(CN) — A group of Republican committees — including the principle committee for President Donald Trump’s reelection bid — have filed a federal lawsuit in Montana alleging that Governor Steve Bullock usurped the power of the Legislature when he issued a directive that would allow universal vote-by-mail balloting in November.
As the Covid-19 pandemic continues to shape how voters around the county are preparing to cast their ballots, states and local governments nationwide have found themselves scrambling for ways to ensure that voters’ rights are protected even amid a global health crisis.
One such measure many states have endorsed is the broadening of mail-in-ballot options that would allow a voter to cast their ballot through the mail without having to attend a face-to-face polling location.
Early in August, Bullock announced that mail-in-ballot options would be sweepingly expanded throughout the Treasure State, issuing a directive that allowed all of Montana’s 56 counties to hold all-mail elections this November.
The governor said in the announcement that while in-person voting would still be allowed, giving counties the option to hold mail-in elections would help to ensure that voters’ health and right to vote could be equally protected.
“Locally elected officials best understand the voting needs of their communities, and taking this action now ensures they will have the time to make the right decisions for their localities,” the governor said. “With this approach we can protect that fundamental right to vote, while easing crowding and pressure on voting on Election Day.”
Some Republicans, however, have taken issue with Bullock’s mail-in-ballot expansion.
A series of GOP committees, including the Republican National Committee and Donald J. Trump for President Inc., Trump’s chief reelection organization, filed a lawsuit Wednesday against Bullock and Montana Secretary of State Corey Stapleton with allegations that the governor’s directive was a blatant overstep of his authority.
The lawsuit alleges that the state Legislature, not the governor, has the power to issue such an order and seeks an injunction to stop it.
The lawsuit claims that while the order is not only an overstep of the governor’s power, it also created a series of different voting deadlines and rules that could prove disastrous for Montana’s counties and should be tossed before Election Day draws nearer.

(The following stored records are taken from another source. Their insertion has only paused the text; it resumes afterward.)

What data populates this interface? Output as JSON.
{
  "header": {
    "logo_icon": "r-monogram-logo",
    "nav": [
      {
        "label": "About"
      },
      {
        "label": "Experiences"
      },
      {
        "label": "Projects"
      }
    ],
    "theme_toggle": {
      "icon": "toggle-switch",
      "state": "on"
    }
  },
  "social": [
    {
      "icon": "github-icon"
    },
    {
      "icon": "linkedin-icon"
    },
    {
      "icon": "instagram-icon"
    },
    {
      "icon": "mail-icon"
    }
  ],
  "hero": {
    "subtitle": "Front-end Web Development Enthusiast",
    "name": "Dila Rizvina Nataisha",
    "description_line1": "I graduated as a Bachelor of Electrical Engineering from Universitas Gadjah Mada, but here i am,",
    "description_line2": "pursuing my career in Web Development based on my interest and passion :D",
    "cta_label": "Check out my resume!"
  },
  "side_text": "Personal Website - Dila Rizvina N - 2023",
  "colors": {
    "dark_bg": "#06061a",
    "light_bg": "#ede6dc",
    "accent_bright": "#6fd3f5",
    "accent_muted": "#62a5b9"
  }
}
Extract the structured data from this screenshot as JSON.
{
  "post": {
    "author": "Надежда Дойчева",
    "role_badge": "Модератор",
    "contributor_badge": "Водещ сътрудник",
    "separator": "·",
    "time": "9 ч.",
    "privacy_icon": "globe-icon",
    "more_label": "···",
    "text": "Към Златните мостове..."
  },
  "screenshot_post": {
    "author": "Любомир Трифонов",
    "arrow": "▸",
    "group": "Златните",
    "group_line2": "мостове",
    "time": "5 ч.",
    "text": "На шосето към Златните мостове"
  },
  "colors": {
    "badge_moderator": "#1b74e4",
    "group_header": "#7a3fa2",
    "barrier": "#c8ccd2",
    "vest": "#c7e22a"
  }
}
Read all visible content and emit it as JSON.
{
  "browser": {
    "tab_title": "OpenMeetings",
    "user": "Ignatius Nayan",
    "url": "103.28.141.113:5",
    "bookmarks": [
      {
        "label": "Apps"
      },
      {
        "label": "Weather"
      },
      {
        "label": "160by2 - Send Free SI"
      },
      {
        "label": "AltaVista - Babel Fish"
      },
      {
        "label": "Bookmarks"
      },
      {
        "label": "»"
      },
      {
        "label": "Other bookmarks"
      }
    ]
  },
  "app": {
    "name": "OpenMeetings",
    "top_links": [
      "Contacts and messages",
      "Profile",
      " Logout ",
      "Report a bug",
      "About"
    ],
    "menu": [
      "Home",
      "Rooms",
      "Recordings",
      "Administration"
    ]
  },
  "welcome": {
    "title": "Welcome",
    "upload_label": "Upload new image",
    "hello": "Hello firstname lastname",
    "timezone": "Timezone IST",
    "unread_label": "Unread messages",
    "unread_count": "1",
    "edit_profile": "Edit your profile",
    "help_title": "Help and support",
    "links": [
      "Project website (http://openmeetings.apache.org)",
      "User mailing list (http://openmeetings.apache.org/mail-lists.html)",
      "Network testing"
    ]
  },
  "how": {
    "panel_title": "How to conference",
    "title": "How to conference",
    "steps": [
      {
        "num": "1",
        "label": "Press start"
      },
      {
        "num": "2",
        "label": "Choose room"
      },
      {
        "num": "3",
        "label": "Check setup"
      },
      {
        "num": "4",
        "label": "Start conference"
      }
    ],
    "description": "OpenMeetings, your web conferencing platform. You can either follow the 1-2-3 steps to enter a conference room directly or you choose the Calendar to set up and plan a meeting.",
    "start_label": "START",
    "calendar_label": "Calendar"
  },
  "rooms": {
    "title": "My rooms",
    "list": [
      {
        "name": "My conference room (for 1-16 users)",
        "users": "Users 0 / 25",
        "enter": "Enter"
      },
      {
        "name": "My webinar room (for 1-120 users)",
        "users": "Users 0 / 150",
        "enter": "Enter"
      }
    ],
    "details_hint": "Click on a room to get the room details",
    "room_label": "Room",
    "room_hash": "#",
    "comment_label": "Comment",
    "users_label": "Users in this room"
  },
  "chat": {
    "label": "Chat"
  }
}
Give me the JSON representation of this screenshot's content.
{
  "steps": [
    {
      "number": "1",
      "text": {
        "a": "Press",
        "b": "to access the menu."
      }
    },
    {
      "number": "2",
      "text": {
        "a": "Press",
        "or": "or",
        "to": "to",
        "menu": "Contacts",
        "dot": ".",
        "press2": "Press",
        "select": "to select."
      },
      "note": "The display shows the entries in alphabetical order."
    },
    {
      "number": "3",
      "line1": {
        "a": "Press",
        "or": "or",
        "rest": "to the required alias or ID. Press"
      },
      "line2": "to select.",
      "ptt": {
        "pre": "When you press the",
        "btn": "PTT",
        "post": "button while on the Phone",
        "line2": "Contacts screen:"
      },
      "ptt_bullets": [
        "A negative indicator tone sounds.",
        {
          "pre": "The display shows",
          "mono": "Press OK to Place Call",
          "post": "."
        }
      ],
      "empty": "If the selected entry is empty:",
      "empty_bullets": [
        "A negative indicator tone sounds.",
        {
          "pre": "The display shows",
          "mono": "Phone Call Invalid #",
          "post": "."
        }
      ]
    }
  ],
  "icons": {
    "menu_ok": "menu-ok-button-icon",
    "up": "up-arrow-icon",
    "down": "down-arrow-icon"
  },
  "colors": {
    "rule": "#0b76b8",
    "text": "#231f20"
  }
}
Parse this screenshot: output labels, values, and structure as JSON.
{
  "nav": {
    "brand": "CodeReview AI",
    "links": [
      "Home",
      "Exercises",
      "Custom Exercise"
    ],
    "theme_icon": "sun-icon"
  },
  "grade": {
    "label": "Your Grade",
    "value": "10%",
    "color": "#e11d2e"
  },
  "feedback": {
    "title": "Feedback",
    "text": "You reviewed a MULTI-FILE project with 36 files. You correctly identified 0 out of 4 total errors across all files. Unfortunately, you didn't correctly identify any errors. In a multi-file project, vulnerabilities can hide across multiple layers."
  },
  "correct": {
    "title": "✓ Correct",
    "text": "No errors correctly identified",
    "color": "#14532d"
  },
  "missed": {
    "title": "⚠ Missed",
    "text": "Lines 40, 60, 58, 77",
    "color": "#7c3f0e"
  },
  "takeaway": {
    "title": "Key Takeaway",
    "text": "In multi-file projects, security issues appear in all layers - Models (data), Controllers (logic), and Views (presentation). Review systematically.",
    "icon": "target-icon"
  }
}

“The result is a patchwork election code that has varying deadlines and procedures across Montana’s 56 counties,” the 34-page complaint states. “This brazen power grab was not authorized by state law and violates both the Elections Clause and Electors Clause of the U.S. Constitution. The Governor’s directive is invalid and must be enjoined.”
The complaint further claims that by allowing a mail-in-ballot to be sent to every voter, including “voters who have moved, voters who have died, and voters who don’t want a ballot,” the governor’s directive has made it easier for voter fraud to take place throughout the state.
The lawsuit alleges that this kind of voter initiative will only invite voter theft and illegitimate ballot casting that will unfairly influence the election and dilute votes that were cast properly.
Wednesday’s lawsuit largely falls in line with statements Trump himself has made that have railed against mail-in-ballots and warned of massive potential voter fraud.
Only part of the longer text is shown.